Email: (biggest change for me) ProtonMail or Tutanota.
If you’re going to have someone else host it for you, consider Librem.one and Kolab Now as well.
I personally like that both of them rely entirely on self-hostable FOSS for their stuff. You get the convenience of having someone else run your mail, but if their service quality doesn’t meet your expectations, you can take it with you. Not just the mail (which should be portable no matter what), but the software you’ve gotten used to. Very handy for non-mail niceties like contacts management and calendar, which don’t have a quarantee of a portable format across providers.
Honorable mention to Mail-in-a-Box if you go the self-hosting route. Ultimately, that’s what I did because I ran into a limitation with all of the hosted accounts…

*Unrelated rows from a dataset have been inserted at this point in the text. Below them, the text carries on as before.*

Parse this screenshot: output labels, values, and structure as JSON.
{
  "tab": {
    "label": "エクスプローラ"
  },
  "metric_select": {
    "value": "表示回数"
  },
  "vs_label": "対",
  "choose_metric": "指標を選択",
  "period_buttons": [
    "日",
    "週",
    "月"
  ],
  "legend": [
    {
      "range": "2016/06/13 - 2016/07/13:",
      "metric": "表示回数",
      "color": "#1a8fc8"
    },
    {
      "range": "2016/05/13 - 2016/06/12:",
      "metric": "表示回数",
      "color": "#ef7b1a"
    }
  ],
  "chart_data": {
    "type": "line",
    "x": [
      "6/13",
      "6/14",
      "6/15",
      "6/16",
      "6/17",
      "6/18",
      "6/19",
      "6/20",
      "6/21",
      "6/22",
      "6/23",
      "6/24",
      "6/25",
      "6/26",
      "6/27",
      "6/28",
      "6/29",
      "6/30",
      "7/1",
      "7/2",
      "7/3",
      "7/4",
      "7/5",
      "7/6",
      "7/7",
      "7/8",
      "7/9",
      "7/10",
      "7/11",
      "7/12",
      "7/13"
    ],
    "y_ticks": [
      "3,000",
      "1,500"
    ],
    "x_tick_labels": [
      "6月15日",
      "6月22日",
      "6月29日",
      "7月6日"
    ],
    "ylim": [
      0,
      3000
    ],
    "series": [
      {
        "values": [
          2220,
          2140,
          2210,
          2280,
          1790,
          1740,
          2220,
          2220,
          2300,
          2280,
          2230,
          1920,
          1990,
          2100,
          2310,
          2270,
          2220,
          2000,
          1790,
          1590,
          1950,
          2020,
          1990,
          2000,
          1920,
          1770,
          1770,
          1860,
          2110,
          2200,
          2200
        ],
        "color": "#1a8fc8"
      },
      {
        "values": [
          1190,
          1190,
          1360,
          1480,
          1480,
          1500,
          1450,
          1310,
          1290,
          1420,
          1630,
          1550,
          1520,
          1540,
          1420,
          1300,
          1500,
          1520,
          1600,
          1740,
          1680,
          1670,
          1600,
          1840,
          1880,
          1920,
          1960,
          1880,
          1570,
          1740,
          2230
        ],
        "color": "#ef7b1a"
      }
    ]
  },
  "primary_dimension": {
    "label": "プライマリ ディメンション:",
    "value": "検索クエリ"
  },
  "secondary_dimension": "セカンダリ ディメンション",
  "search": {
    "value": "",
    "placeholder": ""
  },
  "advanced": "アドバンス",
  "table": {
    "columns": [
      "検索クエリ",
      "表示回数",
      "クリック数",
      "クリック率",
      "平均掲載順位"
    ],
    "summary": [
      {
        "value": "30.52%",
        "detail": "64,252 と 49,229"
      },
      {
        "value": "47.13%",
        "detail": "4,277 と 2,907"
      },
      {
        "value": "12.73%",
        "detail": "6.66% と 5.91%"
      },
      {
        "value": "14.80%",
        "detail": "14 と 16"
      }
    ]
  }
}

I generate a unique email address and password for every account I create, and just alias all of those to a single main email address. Effectively, I only have one mailbox, but none of the plans I’ve investigated work well for that use case. Limits to the number of aliases you can create (or worse, charging aliases as users) becomes cost prohibitive very quickly.
Browser: I plan to use both Firefox and Brave. […] How many browser do you use?
Three.
FIrefox ESR is my primary browser, which is fairly locked down and highly customized for me.
Chromium is my “clean test” browser. With the exception of uBlock Origin and HTTPS Everywhere (managed by my OS), it’s completely stock. When Firefox gives me issues, I’ll fire up Chromium to see if it’s any better and figure out what is failing in Firefox.
Tor Browser is my “sketchy links and unknown sources” browser. The last thing I opened with it was a link for a game-related app sent to me in-game by someone I didn’t know. My suspicions that it was a scam where high, so I used Tor for it.
Search: DuckdDuckGo or Startpage?
DDG.
Startpage probably takes privacy and security more seriously, but DuckDuckGo has an amazingly handy set of features: bangs.
Password Managers: For this one I have no idea. Is it worth it?
Yes.
Bonus – News: I’ve been getting all of my news reading from Google Discover and damn I must say they do a good job at it. But with that said can you recommend any good privacy oriented news aggregation services or websites?
Roll your own using RSS.
YouTube channels are also RSS feeds, so you can “subscribe” to your favorite channels using RSS without actually visiting youtube.com.
Pair RSS feeds with youtube-dl and you can avoid a lot of interaction with Google on the video front.